Basic Loop Execution: Vector Addition¶

This section contains an exercise file RAJA/exercises/vector-addition.cpp for you to work through if you wish to get some practice with RAJA. The file RAJA/exercises/vector-addition_solution.cpp contains complete working code for the examples discussed in this section. You can use the solution file to check your work and for guidance if you get stuck. To build the exercises execute make vector-addition and make vector-addition_solution from the build directory.

Key RAJA features shown in this example are:

RAJA::forall loop execution template and execution policies

RAJA::TypedRangeSegment iteration space construct

In the example, we add two vectors ‘a’ and ‘b’ of length N and store the result in vector ‘c’. A simple C-style loop that does this is:

  for (int i = 0; i < N; ++i) {
    c_ref[i] = a[i] + b[i];
  }

RAJA Variants¶

For the RAJA variants of the vector addition kernel, we replace the C-style for-loop with a call to the RAJA::forall loop execution template method. The method takes an iteration space and the vector addition loop body as a C++ lambda expression. We pass the object:

RAJA::TypedRangeSegment<int>(0, N)

for the iteration space, which is contiguous sequence of integral values [0, N) (for more information about RAJA loop indexing concepts, see Indices, Segments, and IndexSets).
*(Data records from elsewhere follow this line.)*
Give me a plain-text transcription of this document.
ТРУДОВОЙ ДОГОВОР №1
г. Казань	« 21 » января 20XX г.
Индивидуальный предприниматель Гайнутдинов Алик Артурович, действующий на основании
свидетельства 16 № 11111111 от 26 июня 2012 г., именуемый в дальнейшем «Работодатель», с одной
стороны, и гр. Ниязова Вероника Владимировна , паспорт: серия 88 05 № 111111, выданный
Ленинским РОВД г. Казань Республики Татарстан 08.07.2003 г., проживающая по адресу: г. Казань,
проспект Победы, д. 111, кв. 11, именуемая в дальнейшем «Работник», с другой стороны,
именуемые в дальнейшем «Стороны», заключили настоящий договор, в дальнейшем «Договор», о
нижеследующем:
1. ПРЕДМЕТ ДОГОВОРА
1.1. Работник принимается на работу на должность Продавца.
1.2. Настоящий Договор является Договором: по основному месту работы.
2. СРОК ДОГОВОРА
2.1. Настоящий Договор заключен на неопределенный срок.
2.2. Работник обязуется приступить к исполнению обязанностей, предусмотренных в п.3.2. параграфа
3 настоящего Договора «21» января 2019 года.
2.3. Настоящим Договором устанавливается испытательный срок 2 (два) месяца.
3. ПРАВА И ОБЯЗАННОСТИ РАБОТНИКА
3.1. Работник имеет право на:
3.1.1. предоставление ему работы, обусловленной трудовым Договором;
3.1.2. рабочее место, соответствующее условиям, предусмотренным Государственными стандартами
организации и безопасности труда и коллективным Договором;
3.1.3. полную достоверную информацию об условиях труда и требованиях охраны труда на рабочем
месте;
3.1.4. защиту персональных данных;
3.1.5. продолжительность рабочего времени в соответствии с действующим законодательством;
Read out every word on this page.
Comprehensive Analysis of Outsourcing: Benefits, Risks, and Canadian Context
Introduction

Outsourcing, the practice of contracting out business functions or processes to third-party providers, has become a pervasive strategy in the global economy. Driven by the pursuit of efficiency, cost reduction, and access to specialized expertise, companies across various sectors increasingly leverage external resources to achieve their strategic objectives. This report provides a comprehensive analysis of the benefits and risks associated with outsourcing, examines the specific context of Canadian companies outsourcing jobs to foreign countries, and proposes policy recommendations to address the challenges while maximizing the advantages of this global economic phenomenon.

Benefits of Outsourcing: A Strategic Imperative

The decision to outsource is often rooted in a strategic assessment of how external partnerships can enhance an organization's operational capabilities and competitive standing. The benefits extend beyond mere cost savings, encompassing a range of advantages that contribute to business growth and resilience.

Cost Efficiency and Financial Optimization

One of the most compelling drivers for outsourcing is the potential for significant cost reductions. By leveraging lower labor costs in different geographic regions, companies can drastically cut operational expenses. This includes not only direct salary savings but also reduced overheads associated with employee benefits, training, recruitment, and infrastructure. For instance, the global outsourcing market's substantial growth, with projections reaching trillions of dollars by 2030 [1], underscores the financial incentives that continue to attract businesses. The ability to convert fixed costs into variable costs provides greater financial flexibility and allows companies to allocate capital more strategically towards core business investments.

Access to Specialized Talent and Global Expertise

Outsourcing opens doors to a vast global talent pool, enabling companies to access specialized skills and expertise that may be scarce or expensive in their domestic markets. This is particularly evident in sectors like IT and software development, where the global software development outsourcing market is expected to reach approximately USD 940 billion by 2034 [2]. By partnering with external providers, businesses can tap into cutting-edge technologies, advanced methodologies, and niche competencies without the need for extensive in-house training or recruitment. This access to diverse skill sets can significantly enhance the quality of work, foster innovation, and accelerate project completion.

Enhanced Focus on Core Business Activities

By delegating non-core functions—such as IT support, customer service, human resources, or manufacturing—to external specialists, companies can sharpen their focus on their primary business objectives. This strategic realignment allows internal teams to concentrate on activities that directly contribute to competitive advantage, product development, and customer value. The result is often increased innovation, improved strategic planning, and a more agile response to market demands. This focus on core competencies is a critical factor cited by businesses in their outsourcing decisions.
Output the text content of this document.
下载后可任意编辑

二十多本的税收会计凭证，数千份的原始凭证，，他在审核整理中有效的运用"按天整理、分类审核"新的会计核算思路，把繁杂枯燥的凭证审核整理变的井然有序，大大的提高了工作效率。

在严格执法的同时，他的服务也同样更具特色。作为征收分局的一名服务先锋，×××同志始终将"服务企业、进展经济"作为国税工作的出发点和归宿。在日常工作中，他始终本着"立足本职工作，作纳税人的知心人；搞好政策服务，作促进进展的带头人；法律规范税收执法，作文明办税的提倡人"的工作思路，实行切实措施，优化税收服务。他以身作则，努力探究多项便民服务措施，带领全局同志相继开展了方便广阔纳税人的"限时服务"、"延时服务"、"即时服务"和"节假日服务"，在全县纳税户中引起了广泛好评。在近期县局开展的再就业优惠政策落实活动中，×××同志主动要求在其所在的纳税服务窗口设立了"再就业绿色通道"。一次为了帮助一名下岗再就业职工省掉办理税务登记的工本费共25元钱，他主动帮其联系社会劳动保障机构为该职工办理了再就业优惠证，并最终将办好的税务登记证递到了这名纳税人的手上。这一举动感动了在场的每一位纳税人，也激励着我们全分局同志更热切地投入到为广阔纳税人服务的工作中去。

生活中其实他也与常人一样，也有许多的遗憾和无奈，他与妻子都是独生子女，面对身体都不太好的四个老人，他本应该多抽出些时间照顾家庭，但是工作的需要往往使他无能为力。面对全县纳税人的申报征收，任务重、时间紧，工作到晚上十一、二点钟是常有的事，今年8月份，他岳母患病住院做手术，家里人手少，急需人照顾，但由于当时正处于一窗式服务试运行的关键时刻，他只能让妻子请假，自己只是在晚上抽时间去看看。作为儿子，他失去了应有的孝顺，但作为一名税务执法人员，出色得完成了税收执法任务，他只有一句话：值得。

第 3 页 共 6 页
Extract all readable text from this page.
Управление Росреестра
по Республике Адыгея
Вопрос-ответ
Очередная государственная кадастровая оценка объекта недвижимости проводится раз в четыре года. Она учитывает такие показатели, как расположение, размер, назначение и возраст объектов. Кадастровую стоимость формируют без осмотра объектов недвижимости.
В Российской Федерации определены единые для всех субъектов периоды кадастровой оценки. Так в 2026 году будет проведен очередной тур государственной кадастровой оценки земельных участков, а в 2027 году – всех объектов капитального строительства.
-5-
The loop execution template method requires an execution policy template type that specifies how the loop is to run (for more information about RAJA execution policies, see Policies).

For a RAJA sequential variant, we use the RAJA::seq_exec execution policy type:

  RAJA::forall< RAJA::seq_exec >(
    RAJA::TypedRangeSegment<int>(0, N), [=] (int i) {
      c[i] = a[i] + b[i];
    }
  );

When using the RAJA sequential execution policy, the resulting loop implementation is essentially the same as writing a C-style for-loop with no directives applied to the loop. The compiler is allowed to perform any optimizations that its heuristics deem are safe and potentially beneficial for performance. To attempt to force the compiler to generate SIMD vector instructions, we would use the RAJA SIMD execution policy:

RAJA::simd_exec

To run the kernel with OpenMP multithreaded parallelism on a CPU, we use the RAJA::omp_parallel_for_exec execution policy:

  RAJA::forall< RAJA::omp_parallel_for_exec >(
    RAJA::TypedRangeSegment<int>(0, N), [=] (int i) { 
      c[i] = a[i] + b[i]; 
    }
  ); 

This will distribute the loop iterations across CPU threads and run the loop over threads in parallel. In particular, this is what you would get if you wrote the kernel using a C-style loop with an OpenMP pragma directly:

#pragma omp parallel for
for (int i = 0; i < N; ++i) {
  c[i] = a[i] + b[i];
}

To run the kernel on a CUDA GPU device, we use the RAJA::cuda_exec policy:

  RAJA::forall< RAJA::cuda_exec<CUDA_BLOCK_SIZE> >(RAJA::TypedRangeSegment<int>(0, N), 
    [=] RAJA_DEVICE (int i) {
    d_c[i] = d_a[i] + d_b[i];
  });

Since the lambda defining the loop body will be passed to a device kernel, it must be decorated with the __device__ attribute. This can be done directly or by using the RAJA_DEVICE macro.

Note that the CUDA execution policy type requires a template argument CUDA_BLOCK_SIZE, which specifies the number of threads to run in each CUDA thread block launched to run the kernel.

For additional performance tuning options, the RAJA::cuda_exec_explicit policy is also provided, which allows a user to specify the minimum number of thread blocks to launch at a time on each streaming multiprocessor (SM):

  const bool Asynchronous = true;

  RAJA::forall<RAJA::cuda_exec_explicit<CUDA_BLOCK_SIZE, 2, Asynchronous>>(RAJA::TypedRangeSegment<int>(0, N), 
    [=] RAJA_DEVICE (int i) { 
    d_c[i] = d_a[i] + d_b[i]; 
  });    

Note that the third boolean template argument is used to express whether the kernel launch is synchronous or asynchronous. This is optional and is ‘false’ by default. A similar defaulted optional argument is supported for other RAJA GPU (e.g., CUDA or HIP) policies.

Lastly, to run the kernel on a GPU using the RAJA HIP back-end, we use the RAJA::hip_exec policy:

  RAJA::forall<RAJA::hip_exec<HIP_BLOCK_SIZE>>(RAJA::TypedRangeSegment<int>(0, N),
    [=] RAJA_DEVICE (int i) {
    d_c[i] = d_a[i] + d_b[i];
  });